Thursday, 14 September 2017

image stitching - How does a stitched panorama compare with a wide-angle lens?



I wish to take wide-angle shots (e.g. of a large building or the inside of a small room) but don't have a wide-angle lens.


What differences will I get if I shoot the scene with a narrow-angle lens (from the same position as I would have done with the wide lens) and stitch the images with Hugin or Autostitch, e.g. in terms of relative proportions of near and far objects and depth of field?


What stitching mode (e.g. spherical, cylindrical or rectilinear) should I use to best simulate a wide-angle lens?


Thanks!



Answer




What differences will I get if I shoot the scene with a narrow-angle lens (from the same position as I would have done with the wide lens) and stitch the images with Hugin or Autostitch, e.g. in terms of relative proportions of near and far objects and depth of field?



The differences are those dictated by the lens. A stitched panorama typically won't have the "feel" of a wide angle lens, because it won't have the barrel distortion such a lens typically exhibits, and the DoF will be determined by the lens/aperture setting/subject distance you're using. For landscape usage, in the f/8-f/16 arena, chances are that depth of field won't be noticeably different, but stitching will sometimes create more background blur with longer lenses at wider apertures, which is why portrait photographers sometimes go Brenizer Method.


For my tastes, ultrawide and wide angle lenses tend to exhibit more "funk", while a stitched panorama (assuming a not super-wide typical landscape pano) exhibits greater "calm." One isn't necessarily better than the other but they do taste a little different.



And, of course, there's the issue of ghosts/clones with moving subjects with any post-processing method that involves combining multiple images.

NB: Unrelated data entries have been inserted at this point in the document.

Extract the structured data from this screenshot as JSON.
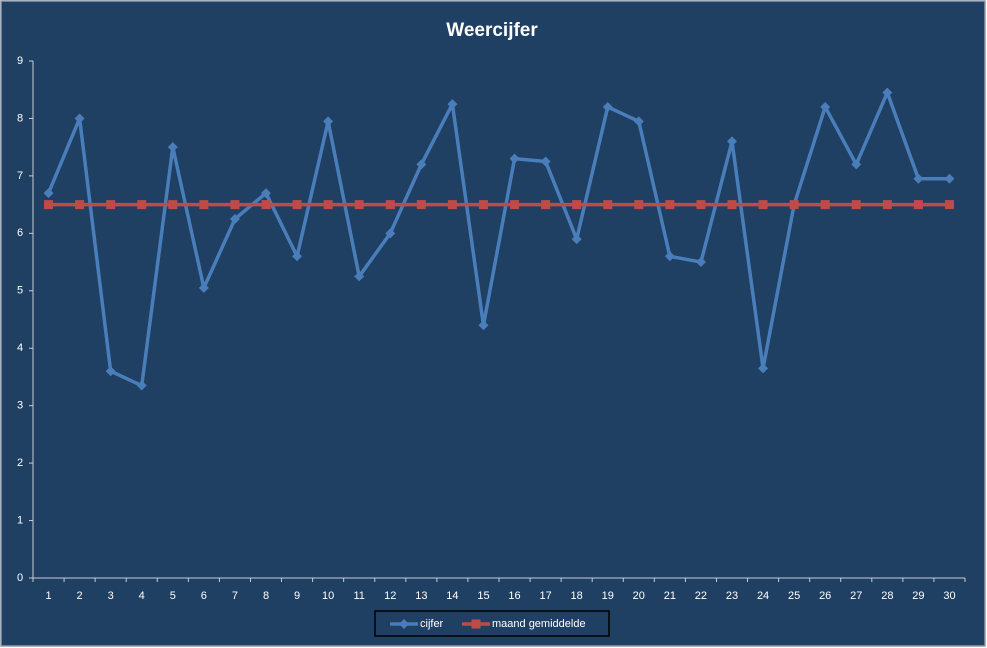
{
  "chart_data": {
    "type": "line",
    "title": "Weercijfer",
    "categories": [
      "1",
      "2",
      "3",
      "4",
      "5",
      "6",
      "7",
      "8",
      "9",
      "10",
      "11",
      "12",
      "13",
      "14",
      "15",
      "16",
      "17",
      "18",
      "19",
      "20",
      "21",
      "22",
      "23",
      "24",
      "25",
      "26",
      "27",
      "28",
      "29",
      "30"
    ],
    "series": [
      {
        "name": "cijfer",
        "color": "#4a7ebb",
        "marker": "diamond",
        "values": [
          6.7,
          8.0,
          3.6,
          3.35,
          7.5,
          5.05,
          6.25,
          6.7,
          5.6,
          7.95,
          5.25,
          6.0,
          7.2,
          8.25,
          4.4,
          7.3,
          7.25,
          5.9,
          8.2,
          7.95,
          5.6,
          5.5,
          7.6,
          3.65,
          6.5,
          8.2,
          7.2,
          8.45,
          6.95,
          6.95
        ]
      },
      {
        "name": "maand gemiddelde",
        "color": "#be4b48",
        "marker": "square",
        "values": [
          6.5,
          6.5,
          6.5,
          6.5,
          6.5,
          6.5,
          6.5,
          6.5,
          6.5,
          6.5,
          6.5,
          6.5,
          6.5,
          6.5,
          6.5,
          6.5,
          6.5,
          6.5,
          6.5,
          6.5,
          6.5,
          6.5,
          6.5,
          6.5,
          6.5,
          6.5,
          6.5,
          6.5,
          6.5,
          6.5
        ]
      }
    ],
    "ylim": [
      0,
      9
    ],
    "yticks": [
      0,
      1,
      2,
      3,
      4,
      5,
      6,
      7,
      8,
      9
    ],
    "grid": false,
    "legend": "bottom"
  }
}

What stitching mode (e.g. spherical, cylindrical or rectilinear) should I use to best simulate a wide-angle lens?



It depends on how much distortion you like, what kind of distortion you like, and the angle of view of the final panorama. Cylindrical is most likely to be your go-to if you're shooting not-super-wide landscape panoramas that are a handful of member images. Equirectangular/spherical works better if you're doing 360x180s spherical panos, but stereographic is a good place to go if you're going so wide that cylindrical and rectilinear are causing issues. Rectilinear, oddly, may be the worst choice of all for very wide panoramas, because of the extreme distortion and shape that will result (the image gets pulled into an X-like shape), and is probably only going to be good if you're shooting a small number of images with a normalish lens or using a telephoto lens. However, none of these projections is particularly good at simulating an ultrawide, because in most stitching programs lens distortion is corrected for prior to stitching, and then mapped out along one of these projections, none of which really simulate an ultrawide lens with barrel distortion. Fisheye can simulate a fisheye's equisolid mapping pretty well, but that's far more extreme than an ultrawide lens will give you.


If what you really really really want is the effect of shooting with an ultrawide lens, I'd say go get an ultrawide lens, and don't bother with panorama stitching. OTOH, you may find that panorama stitching is its own reward, rather than a mere ultrawide substitute.